S percebe A, a informação sobre A é decodificada pelo cérebro através de uma complexa

transformação neurofisiológica. Por exemplo, Marcos vê uma árvore. Essa percepção visual será traduzida bioquimicamente pelo córtex cerebral (P3). O cérebro, contudo, está fechado dentro dele mesmo. Ele não pode comparar o objeto percebido e a percepção que originou, nem conferir se o conteúdo proposicional da crença que “Eu estou diante de uma árvore” é verdadeiro (P4). É como se fosse alguém submetido a uma ressonância magnética. O neurocientista inoculou uma dose de contraste radioativo no sangue do indivíduo. O neurocientista visualiza na tela do computador as zonas de ativação cerebral quando o indivíduo testado vê uma maçã, come um pedaço de maçã, e assim por diante. É impossível, a priori, ao cientista ter qualquer noção a respeito de que sentido está sendo ativado e de que tipo de objeto está sendo sentido. Se o neurocientista fizer hipóteses, como de fato faz, é porque ele pode, de alguma maneira,

acessar o que o indivíduo sente e o que o computador mostra. Mas como o cérebro não tem essa possibilidade, o que ele sente e as crenças que ele gera não são garantidos (C).

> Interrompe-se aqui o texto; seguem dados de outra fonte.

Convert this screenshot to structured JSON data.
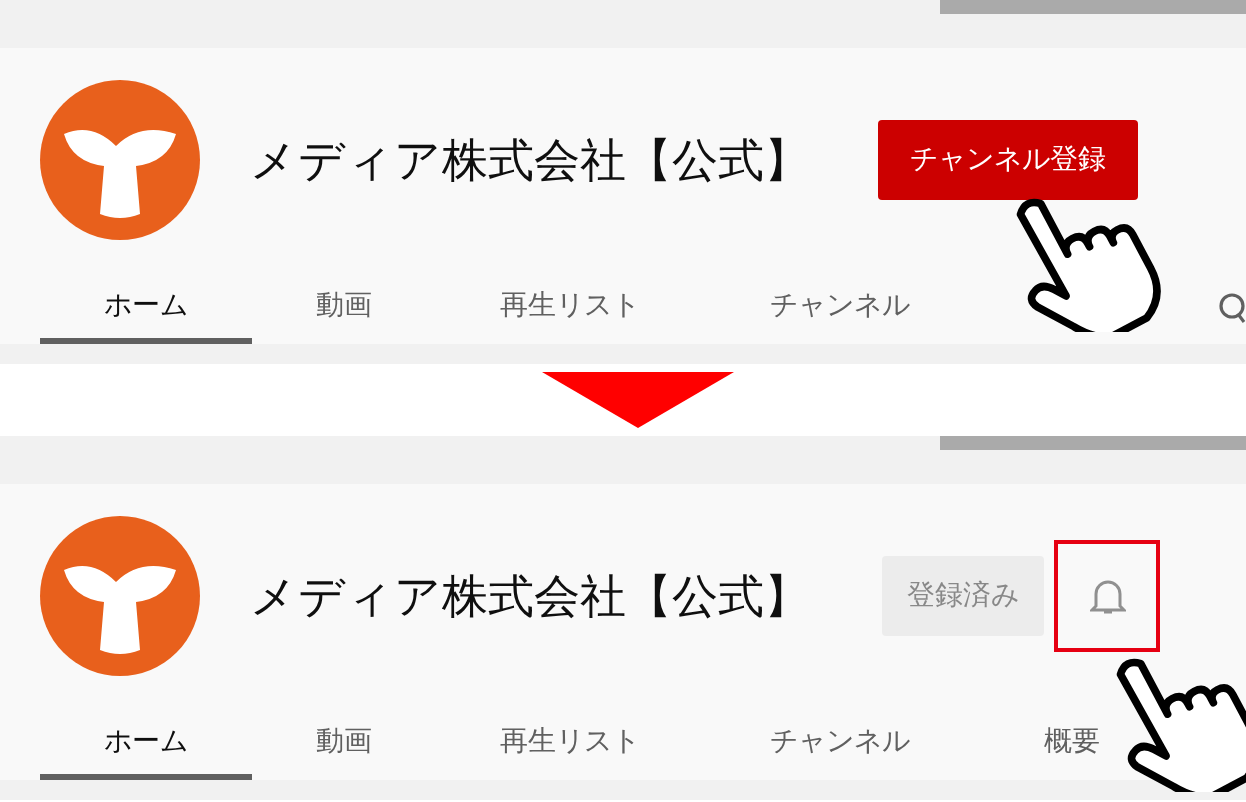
{
  "panels": [
    {
      "channel_name": "メディア株式会社【公式】",
      "subscribe": {
        "kind": "subscribe",
        "label": "チャンネル登録"
      },
      "tabs": [
        {
          "label": "ホーム",
          "selected": true
        },
        {
          "label": "動画",
          "selected": false
        },
        {
          "label": "再生リスト",
          "selected": false
        },
        {
          "label": "チャンネル",
          "selected": false
        }
      ],
      "search_icon": true
    },
    {
      "channel_name": "メディア株式会社【公式】",
      "subscribe": {
        "kind": "subscribed",
        "label": "登録済み",
        "bell_highlighted": true
      },
      "tabs": [
        {
          "label": "ホーム",
          "selected": true
        },
        {
          "label": "動画",
          "selected": false
        },
        {
          "label": "再生リスト",
          "selected": false
        },
        {
          "label": "チャンネル",
          "selected": false
        },
        {
          "label": "概要",
          "selected": false
        }
      ]
    }
  ]
}
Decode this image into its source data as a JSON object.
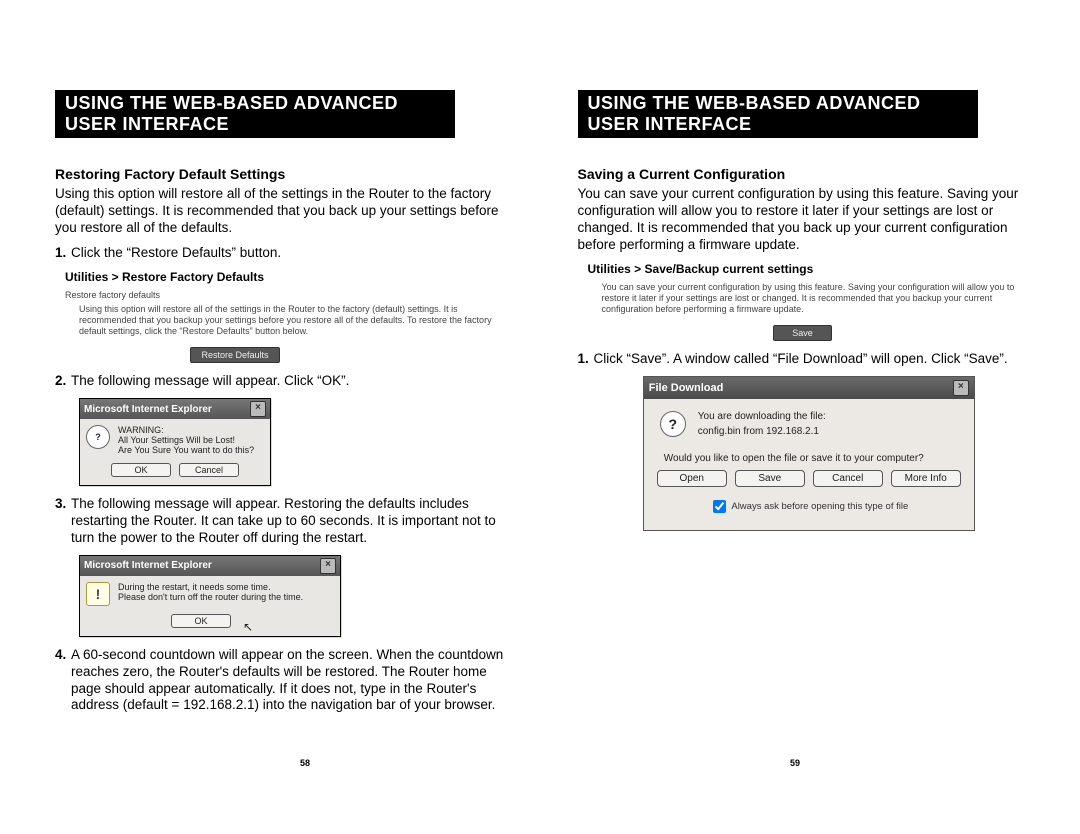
{
  "left": {
    "banner": "USING THE WEB-BASED ADVANCED USER INTERFACE",
    "section_title": "Restoring Factory Default Settings",
    "intro": "Using this option will restore all of the settings in the Router to the factory (default) settings. It is recommended that you back up your settings before you restore all of the defaults.",
    "steps": {
      "s1": "Click the “Restore Defaults” button.",
      "s2": "The following message will appear. Click “OK”.",
      "s3": "The following message will appear. Restoring the defaults includes restarting the Router. It can take up to 60 seconds. It is important not to turn the power to the Router off during the restart.",
      "s4": "A 60-second countdown will appear on the screen. When the countdown reaches zero, the Router's defaults will be restored. The Router home page should appear automatically. If it does not, type in the Router's address (default = 192.168.2.1) into the navigation bar of your browser."
    },
    "router_panel": {
      "title": "Utilities > Restore Factory Defaults",
      "sub": "Restore factory defaults",
      "desc": "Using this option will restore all of the settings in the Router to the factory (default) settings. It is recommended that you backup your settings before you restore all of the defaults. To restore the factory default settings, click the “Restore Defaults” button below.",
      "button": "Restore Defaults"
    },
    "dialog1": {
      "title": "Microsoft Internet Explorer",
      "line1": "WARNING:",
      "line2": "All Your Settings Will be Lost!",
      "line3": "Are You Sure You want to do this?",
      "ok": "OK",
      "cancel": "Cancel"
    },
    "dialog2": {
      "title": "Microsoft Internet Explorer",
      "line1": "During the restart, it needs some time.",
      "line2": "Please don't turn off the router during the time.",
      "ok": "OK"
    },
    "page_num": "58"
  },
  "right": {
    "banner": "USING THE WEB-BASED ADVANCED USER INTERFACE",
    "section_title": "Saving a Current Configuration",
    "intro": "You can save your current configuration by using this feature. Saving your configuration will allow you to restore it later if your settings are lost or changed. It is recommended that you back up your current configuration before performing a firmware update.",
    "router_panel": {
      "title": "Utilities > Save/Backup current settings",
      "desc": "You can save your current configuration by using this feature. Saving your configuration will allow you to restore it later if your settings are lost or changed. It is recommended that you backup your current configuration before performing a firmware update.",
      "button": "Save"
    },
    "step1": "Click “Save”. A window called “File Download” will open. Click “Save”.",
    "dl_dialog": {
      "title": "File Download",
      "line1": "You are downloading the file:",
      "line2": "config.bin from 192.168.2.1",
      "prompt": "Would you like to open the file or save it to your computer?",
      "open": "Open",
      "save": "Save",
      "cancel": "Cancel",
      "more": "More Info",
      "always": "Always ask before opening this type of file"
    },
    "page_num": "59"
  }
}
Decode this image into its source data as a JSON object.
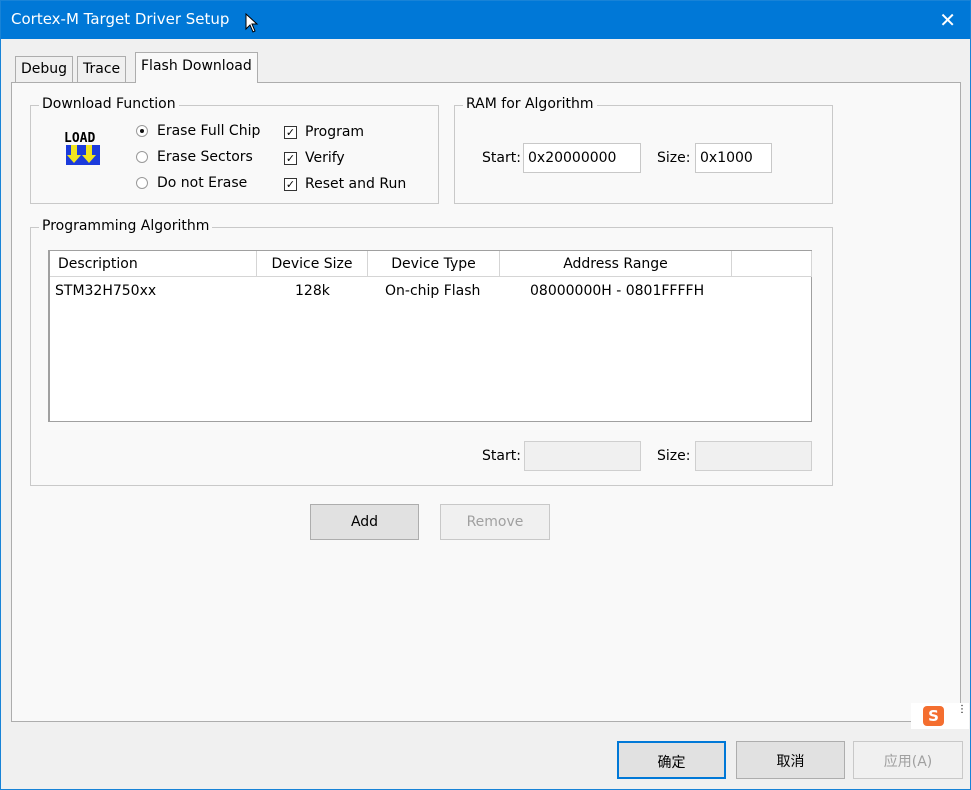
{
  "window": {
    "title": "Cortex-M Target Driver Setup",
    "close_glyph": "✕"
  },
  "tabs": [
    {
      "label": "Debug"
    },
    {
      "label": "Trace"
    },
    {
      "label": "Flash Download"
    }
  ],
  "download_function": {
    "legend": "Download Function",
    "radios": [
      {
        "label": "Erase Full Chip",
        "checked": true
      },
      {
        "label": "Erase Sectors",
        "checked": false
      },
      {
        "label": "Do not Erase",
        "checked": false
      }
    ],
    "checks": [
      {
        "label": "Program",
        "checked": true
      },
      {
        "label": "Verify",
        "checked": true
      },
      {
        "label": "Reset and Run",
        "checked": true
      }
    ],
    "icon_text": "LOAD"
  },
  "ram": {
    "legend": "RAM for Algorithm",
    "start_label": "Start:",
    "start_value": "0x20000000",
    "size_label": "Size:",
    "size_value": "0x1000"
  },
  "algorithm": {
    "legend": "Programming Algorithm",
    "columns": [
      "Description",
      "Device Size",
      "Device Type",
      "Address Range"
    ],
    "rows": [
      {
        "description": "STM32H750xx",
        "size": "128k",
        "type": "On-chip Flash",
        "range": "08000000H - 0801FFFFH"
      }
    ],
    "start_label": "Start:",
    "size_label": "Size:",
    "start_value": "",
    "size_value": ""
  },
  "buttons": {
    "add": "Add",
    "remove": "Remove",
    "ok": "确定",
    "cancel": "取消",
    "apply": "应用(A)"
  },
  "ime": {
    "logo": "S",
    "more_glyph": "⋮"
  },
  "colors": {
    "titlebar": "#0078d7",
    "ime_logo": "#f46e2f"
  }
}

Se nosso argumento é sólido e o cérebro de fato é o único órgão centralizador, então mesmo tendo crenças das quais não pudéssemos saber o valor de verdade, isso não ocasionaria a morte das espécies – a prova é que nós e muitos outros animais estamos vivos. Tendo crenças, sem saber o valor de verdade delas, temos razões para anular o N&E ou, pelo menos, suspender o juízo em relação à verdade de N&E.